Last modified: Wednesday, September 28, 2011
School of Education faculty members chosen as Fulbright Specialists
FOR IMMEDIATE RELEASE
Sept. 28, 2011
BLOOMINGTON, Ind.--Two faculty members from the Indiana University School of Education were selected by the U.S. State Department and the J. William Fulbright Foreign Scholarship Board for Fulbright Specialist awards. Both professors are consulting in countries hoping to further develop higher education after a tumultuous history.
Vasti Torres, professor of educational leadership and policy studies and director of IU's Center for Postsecondary Research, has just begun 21 days in South Africa. Robert Arnove, Chancellor's Professor emeritus and a leading scholar of comparative and international education, completed three weeks of work in Argentina in July. The selections are just a year after Victor M.H. Borden spent time working as a Fulbright Specialist last fall, also in South Africa.
Torres will be based at University of the Free State in Bloemfontein, located in the central part of South Africa, but will also deliver presentations at other places across the country and deliver a keynote address to the South African Council on Higher Education, focusing on issues of student success. She will spend much of her time working with researchers on developing long-term studies on college student experiences and development.
The University of the Free State submitted a Fulbright grant request for Torres to come after she visited South Africa last year to speak on diversity and student development issues.
"And while I was there, I realized that they were using U.S. theories -- old U.S. theories," Torres said, regarding how South African institutions were examining student success.
She said teaching was still couched in beliefs from the days of apartheid, the legal racial segregation policy that ended in 1994. Learning more about how today's South African students navigate higher education is particularly important on the Free State campus, where a racial incident attracted national attention in 2008.
"I made the comment that I had some concerns about their using U.S. theories because the context was just so vastly different," Torres said. "They need to create their own understanding about their own students and not just use theories from outside South Africa."

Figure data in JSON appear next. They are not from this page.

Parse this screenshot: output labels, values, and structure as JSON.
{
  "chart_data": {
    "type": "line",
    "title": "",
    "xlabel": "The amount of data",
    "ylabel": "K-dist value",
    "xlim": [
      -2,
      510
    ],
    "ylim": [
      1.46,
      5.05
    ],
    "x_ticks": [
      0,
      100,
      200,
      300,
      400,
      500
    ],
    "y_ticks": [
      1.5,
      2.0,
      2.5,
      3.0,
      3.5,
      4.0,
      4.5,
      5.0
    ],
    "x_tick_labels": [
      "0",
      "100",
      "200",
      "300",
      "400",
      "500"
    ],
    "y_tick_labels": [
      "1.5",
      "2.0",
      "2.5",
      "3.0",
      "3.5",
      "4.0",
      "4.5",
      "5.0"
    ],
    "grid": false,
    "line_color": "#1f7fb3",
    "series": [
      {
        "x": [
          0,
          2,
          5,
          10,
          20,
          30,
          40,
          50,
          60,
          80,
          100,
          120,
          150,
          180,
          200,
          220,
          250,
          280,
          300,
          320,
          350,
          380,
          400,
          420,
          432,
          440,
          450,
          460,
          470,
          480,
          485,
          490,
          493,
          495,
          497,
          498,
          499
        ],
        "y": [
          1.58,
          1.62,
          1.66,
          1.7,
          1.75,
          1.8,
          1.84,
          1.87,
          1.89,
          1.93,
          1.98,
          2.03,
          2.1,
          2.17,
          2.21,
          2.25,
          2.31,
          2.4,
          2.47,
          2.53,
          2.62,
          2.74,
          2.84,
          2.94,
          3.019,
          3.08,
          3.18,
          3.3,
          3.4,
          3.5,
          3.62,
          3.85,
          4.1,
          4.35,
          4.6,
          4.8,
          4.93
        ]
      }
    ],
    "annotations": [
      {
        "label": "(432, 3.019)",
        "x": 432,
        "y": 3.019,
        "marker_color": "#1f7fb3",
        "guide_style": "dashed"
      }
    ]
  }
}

Arnove returned to Argentina this summer at the request of the National University Tres de Febrero in Buenos Aries. Arnove has frequently worked with Argentine institutions over the last 15 years, four times serving as the UNESCO Chair in Higher Education at Palermo University and helping to found the Argentine Comparative Education society. During his Fulbright Specialist program, Arnove delivered a conference paper and a separate seminar on comparative education; helped with the preparation for the XV World Congress of Comparative Education Societies, which will be held in Buenos Aires in June 2013; and mentored graduate students on their theses and dissertation, something he did during his past appointments.
Arnove said working with the graduate students was particularly important to help build higher education faculty in Argentina, where military rule in past decades stifled growth.
"Some of them were former university presidents and university deans, but because of the military dictatorship, they'd been in exile or in jail," he said. "So now they're coming back to get their degrees."
He said it also is important for current faculty to add credentials because Argentina is trying to increase its higher education standing across the globe.
Arnove has won numerous service and teaching awards from IU and has served as a visiting scholar in many countries, including China, Spain, the Dominican Republic and Brazil. He is the author of Talent Abounds: Profiles of Master Teachers and Peak Performers, a book about how the best teachers in disciplines ranging from music to mathematics to culinary arts conduct their work to produce the top performers in their fields.
The Fulbright Program, America's flagship international educational exchange activity, is sponsored by the U.S. Department of State, Bureau of Educational and Cultural Affairs. During its 60 years of existence, thousands of U.S. faculty and professionals have taught, studied or conducted research abroad, and thousands of their counterparts from other countries have engaged in similar activities in the United States. More than 285,000 emerging leaders in their professional fields have received Fulbright awards, including individuals who later became heads of government, Nobel Prize winners, and leaders in education, business, journalism, the arts and other fields.